(Un)beabsichtigte Nebenwirkungen beim Energiesparen

Mittlerweile wird mit der Reduktion von CO2 jeder noch so kleine Mist gerechtfertigt. So auch der Ausbau der klassischen Glühbirne aus Verkehrsampeln im Tausch mit der kalten LED-Technik. Kalt deshalb, weil LEDs im Vergleich zur Glühbirne keine Wärme absorbieren. Dadurch treten jetzt insbesondere in kalten Region vermehrt Probleme mit den Ampelanlagen auf, wie ich hier bildhaft darstellen möchte:

Leuchtet (!) euch irgendwie ein, worauf ich hinaus will? Ja richtig! Wenn LEDs kalt sind und keine Wärme mehr abgeben, frieren die Ampelanlagen einfach zu. Die Folge: Man erkennt die Ampelschaltung nicht mehr. Da müssen die Kommunen, in denen die Ampelanlagen schon entsprechend umgerüstet wurden, wohl nacharbeiten. Entweder wird das winterliche Straßenbild durch Trups geprägt sein, die mit Leiter und Besen die Anlagen vom Eis befreien – was wiederum CO2-Produktion bedeutet – oder aber die Ampeln werden mit Heizungen ausgestattet. Auch letzteres bedeutet im Rückschluss durch erhöhten Stromverbrauch die Produktion von weiterem CO2.

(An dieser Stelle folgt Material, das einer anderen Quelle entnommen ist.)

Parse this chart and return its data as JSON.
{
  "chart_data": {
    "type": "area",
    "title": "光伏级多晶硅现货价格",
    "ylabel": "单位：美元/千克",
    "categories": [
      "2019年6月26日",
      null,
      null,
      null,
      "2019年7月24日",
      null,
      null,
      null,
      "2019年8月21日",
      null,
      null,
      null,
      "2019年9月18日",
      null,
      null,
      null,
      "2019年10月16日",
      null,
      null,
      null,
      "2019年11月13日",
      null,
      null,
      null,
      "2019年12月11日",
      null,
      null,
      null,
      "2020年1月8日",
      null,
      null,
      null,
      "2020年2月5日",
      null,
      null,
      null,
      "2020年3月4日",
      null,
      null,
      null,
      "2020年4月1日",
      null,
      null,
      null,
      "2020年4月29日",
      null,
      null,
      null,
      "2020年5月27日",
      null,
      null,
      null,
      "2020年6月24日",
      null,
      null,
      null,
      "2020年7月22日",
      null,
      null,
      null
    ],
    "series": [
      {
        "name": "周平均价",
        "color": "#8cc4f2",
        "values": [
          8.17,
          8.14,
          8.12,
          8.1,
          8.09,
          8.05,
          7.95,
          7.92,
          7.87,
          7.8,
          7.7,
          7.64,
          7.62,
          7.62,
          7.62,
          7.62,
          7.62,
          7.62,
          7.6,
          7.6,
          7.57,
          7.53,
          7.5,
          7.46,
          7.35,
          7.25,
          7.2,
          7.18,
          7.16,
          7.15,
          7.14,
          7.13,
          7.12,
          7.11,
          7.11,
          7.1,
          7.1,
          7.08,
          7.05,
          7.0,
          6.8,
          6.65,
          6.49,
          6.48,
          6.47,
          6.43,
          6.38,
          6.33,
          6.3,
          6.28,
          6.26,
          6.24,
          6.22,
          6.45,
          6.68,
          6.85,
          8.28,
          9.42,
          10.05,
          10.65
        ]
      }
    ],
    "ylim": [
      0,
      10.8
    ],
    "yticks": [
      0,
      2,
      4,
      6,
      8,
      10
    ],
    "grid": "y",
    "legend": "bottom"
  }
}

Zwar haben die Städte und Gemeinden im Zusammenhang mit den LED-Lampen auch argumentiert, dass der Aufwand für Wartungsarbeiten geschmälert werden kann. Aber wenn im Winter die Ampeln jetzt erstmal freigekratzt werden müssen, dürfte sich die Ersparnis relativ schnell verpuffen und der “Wartungsaufwand” ist letztlich wieder der gleiche.

(via Alles Schall und Rauch)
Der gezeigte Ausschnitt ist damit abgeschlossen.